Ab der dritten Runde wurde es stetig wärmer, „die Steigungen und Brücken fingen an, die Muskulatur zu strapazieren“. Mann tröstete sich damit, dass es den anderen genauso gehen musste. Er überholte nun einige Läufer, die ihn in der ersten Runde passiert hatten. „Das war mental wichtig und ein Indikator, dass mein Tempo vergleichsweise konstant ist.“ Nach gut 26 Kilometern lag Mann über eineinhalb Minuten hinter Massny zurück.

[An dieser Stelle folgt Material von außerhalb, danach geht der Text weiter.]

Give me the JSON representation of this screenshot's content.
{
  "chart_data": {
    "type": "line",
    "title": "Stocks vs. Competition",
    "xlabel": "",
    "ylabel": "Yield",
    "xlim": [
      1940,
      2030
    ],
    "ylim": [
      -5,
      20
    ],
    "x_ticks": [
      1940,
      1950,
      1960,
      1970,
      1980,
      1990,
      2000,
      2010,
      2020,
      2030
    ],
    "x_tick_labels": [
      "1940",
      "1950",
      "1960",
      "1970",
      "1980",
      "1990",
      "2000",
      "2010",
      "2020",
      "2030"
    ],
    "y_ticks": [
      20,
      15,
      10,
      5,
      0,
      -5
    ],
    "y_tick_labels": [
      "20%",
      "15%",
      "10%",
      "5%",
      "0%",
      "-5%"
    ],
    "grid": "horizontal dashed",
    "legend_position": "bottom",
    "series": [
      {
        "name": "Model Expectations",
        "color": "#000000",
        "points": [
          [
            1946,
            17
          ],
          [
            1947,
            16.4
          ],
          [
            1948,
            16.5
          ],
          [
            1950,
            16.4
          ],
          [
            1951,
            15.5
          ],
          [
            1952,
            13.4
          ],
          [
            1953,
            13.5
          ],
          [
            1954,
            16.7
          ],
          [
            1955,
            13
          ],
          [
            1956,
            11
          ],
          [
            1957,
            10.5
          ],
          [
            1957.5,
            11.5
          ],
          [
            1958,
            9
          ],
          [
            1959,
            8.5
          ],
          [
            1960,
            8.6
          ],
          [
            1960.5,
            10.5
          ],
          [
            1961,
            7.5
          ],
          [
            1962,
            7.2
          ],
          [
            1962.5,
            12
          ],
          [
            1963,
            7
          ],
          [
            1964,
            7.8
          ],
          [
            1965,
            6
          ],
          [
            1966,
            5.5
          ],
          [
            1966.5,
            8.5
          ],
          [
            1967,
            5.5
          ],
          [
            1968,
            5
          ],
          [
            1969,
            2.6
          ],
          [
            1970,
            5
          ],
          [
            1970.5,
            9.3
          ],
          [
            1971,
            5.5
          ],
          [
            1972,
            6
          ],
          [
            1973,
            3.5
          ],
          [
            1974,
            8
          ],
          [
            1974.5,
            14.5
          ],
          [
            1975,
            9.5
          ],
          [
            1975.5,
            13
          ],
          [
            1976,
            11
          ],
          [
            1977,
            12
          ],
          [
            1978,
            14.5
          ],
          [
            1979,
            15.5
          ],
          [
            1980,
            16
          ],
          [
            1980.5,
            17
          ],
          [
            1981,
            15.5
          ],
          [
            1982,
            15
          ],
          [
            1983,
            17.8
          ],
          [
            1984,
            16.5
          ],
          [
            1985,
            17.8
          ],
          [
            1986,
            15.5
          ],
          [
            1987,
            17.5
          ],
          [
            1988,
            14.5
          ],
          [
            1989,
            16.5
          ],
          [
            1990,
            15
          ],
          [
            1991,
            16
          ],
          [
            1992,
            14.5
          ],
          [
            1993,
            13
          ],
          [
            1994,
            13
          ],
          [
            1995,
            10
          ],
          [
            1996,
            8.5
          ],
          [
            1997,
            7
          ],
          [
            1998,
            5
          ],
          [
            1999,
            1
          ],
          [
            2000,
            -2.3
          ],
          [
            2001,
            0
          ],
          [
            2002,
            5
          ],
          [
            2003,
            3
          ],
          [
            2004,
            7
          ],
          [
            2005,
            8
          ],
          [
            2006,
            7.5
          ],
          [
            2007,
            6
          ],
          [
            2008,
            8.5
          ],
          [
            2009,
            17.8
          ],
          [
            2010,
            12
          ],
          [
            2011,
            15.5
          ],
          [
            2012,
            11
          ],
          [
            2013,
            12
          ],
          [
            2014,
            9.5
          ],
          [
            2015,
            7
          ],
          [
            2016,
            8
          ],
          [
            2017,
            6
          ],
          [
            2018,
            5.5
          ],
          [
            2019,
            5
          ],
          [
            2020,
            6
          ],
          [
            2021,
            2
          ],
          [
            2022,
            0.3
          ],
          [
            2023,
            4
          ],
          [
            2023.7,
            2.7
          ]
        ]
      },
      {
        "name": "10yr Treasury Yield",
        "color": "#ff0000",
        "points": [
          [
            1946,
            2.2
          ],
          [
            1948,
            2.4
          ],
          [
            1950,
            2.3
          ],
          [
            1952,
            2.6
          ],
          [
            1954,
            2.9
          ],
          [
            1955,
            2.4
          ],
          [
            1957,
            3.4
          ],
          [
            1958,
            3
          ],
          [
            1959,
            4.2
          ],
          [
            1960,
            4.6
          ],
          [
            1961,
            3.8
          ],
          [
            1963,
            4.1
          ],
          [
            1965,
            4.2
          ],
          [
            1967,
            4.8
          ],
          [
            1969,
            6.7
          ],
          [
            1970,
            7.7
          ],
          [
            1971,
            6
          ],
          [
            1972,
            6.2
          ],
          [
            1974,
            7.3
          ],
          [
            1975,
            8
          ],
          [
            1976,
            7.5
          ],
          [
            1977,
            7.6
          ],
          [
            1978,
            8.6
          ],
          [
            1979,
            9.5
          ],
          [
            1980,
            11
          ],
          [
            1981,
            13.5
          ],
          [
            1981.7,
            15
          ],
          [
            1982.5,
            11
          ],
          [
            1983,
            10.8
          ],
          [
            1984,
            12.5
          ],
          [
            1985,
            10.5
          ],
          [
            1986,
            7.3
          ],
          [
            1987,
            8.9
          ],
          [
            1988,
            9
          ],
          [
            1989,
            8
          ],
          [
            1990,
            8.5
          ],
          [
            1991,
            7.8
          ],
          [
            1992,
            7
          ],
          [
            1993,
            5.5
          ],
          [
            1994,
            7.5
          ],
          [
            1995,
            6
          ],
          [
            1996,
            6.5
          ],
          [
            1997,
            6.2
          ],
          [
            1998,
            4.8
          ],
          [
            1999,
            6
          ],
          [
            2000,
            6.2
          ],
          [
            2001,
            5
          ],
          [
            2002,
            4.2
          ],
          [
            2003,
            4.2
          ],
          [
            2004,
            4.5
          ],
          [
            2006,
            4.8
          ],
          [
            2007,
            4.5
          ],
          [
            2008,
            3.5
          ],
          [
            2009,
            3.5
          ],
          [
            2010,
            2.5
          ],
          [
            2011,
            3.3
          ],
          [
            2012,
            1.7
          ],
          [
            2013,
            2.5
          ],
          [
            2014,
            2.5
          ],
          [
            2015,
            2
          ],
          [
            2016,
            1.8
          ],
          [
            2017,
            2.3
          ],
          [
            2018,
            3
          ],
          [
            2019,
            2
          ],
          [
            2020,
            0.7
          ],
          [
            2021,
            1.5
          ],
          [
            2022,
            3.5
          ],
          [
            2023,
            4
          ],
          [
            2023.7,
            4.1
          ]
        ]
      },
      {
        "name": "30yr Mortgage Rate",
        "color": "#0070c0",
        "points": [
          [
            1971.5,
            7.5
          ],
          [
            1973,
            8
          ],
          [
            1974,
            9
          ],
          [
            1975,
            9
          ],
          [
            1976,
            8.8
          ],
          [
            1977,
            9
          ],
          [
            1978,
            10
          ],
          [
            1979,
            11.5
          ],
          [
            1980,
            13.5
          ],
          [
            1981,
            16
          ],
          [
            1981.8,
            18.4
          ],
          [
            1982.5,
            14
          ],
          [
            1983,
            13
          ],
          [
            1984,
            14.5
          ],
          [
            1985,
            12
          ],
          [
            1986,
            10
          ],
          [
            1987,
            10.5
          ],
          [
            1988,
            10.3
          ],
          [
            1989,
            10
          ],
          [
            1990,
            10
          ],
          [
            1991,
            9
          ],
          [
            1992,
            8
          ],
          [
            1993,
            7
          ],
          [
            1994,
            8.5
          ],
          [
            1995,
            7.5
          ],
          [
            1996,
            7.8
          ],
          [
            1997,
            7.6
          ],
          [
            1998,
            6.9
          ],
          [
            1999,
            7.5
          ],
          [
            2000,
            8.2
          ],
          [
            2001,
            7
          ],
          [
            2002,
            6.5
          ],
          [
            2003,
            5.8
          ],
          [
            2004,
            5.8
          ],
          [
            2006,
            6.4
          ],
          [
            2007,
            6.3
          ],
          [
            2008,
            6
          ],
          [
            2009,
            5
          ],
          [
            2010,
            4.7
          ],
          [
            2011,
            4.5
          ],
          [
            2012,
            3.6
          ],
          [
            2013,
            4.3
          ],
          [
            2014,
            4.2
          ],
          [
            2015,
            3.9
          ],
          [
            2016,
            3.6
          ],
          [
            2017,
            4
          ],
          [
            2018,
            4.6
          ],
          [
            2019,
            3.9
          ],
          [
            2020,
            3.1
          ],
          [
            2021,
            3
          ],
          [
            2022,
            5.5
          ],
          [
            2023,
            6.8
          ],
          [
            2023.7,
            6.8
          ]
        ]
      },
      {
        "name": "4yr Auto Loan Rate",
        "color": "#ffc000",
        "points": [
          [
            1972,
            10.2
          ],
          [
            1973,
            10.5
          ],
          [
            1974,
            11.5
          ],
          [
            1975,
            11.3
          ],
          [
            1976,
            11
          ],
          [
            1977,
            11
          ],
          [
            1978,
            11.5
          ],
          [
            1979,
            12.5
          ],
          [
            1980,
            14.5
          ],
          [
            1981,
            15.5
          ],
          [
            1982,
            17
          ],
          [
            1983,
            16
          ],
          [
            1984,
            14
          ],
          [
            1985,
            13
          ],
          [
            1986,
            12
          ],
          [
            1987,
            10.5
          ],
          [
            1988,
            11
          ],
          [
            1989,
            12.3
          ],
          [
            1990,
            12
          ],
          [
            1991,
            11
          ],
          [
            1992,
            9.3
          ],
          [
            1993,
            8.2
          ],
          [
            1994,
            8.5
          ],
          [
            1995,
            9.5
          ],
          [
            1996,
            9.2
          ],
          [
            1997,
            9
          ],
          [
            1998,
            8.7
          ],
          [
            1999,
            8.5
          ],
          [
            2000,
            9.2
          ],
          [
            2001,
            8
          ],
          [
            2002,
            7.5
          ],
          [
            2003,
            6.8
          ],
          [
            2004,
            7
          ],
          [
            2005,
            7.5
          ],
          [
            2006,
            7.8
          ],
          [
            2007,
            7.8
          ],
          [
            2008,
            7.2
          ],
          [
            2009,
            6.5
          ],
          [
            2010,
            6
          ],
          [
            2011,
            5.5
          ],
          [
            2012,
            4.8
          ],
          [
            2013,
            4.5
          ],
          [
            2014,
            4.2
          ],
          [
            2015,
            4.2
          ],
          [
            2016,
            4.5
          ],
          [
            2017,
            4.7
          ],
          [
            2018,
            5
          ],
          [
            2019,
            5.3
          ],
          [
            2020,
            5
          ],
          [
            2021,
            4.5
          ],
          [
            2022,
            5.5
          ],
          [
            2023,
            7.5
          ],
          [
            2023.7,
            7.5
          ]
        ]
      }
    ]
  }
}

Rückstand schmilzt schnell
Doch bei Kilometer 31, am Verpflegungsstand im Start-Zielbereich, „tauchte er plötzlich vor mir auf“, berichtete der Penzberger. „Ich war etwas verwundert, freute mich aber, dass ich wieder Anschluss an den Führenden hatte.“
In der Folge stellte Mann fest, dass das Renntempo bei 4:50 Minuten pro Kilometer lag – „das war erholsam, aber klar zu langsam“. Der Penzberger zog am deutschen Kollegen vorbei. Danach galt es für ihn, „sich nicht mehr umzudrehen und zu laufen, was die Beine hergeben“. Mann holte alles aus sich heraus, am letzten und zugleich steilsten Anstieg über die letzte Brücke vor dem Ziel „musste ich beinahe gehen“. Zusammen mit dem Spanier aus der M65-Klasse absolvierte Mann die letzten drei Kilometer aber doch noch in einem flotten Tempo.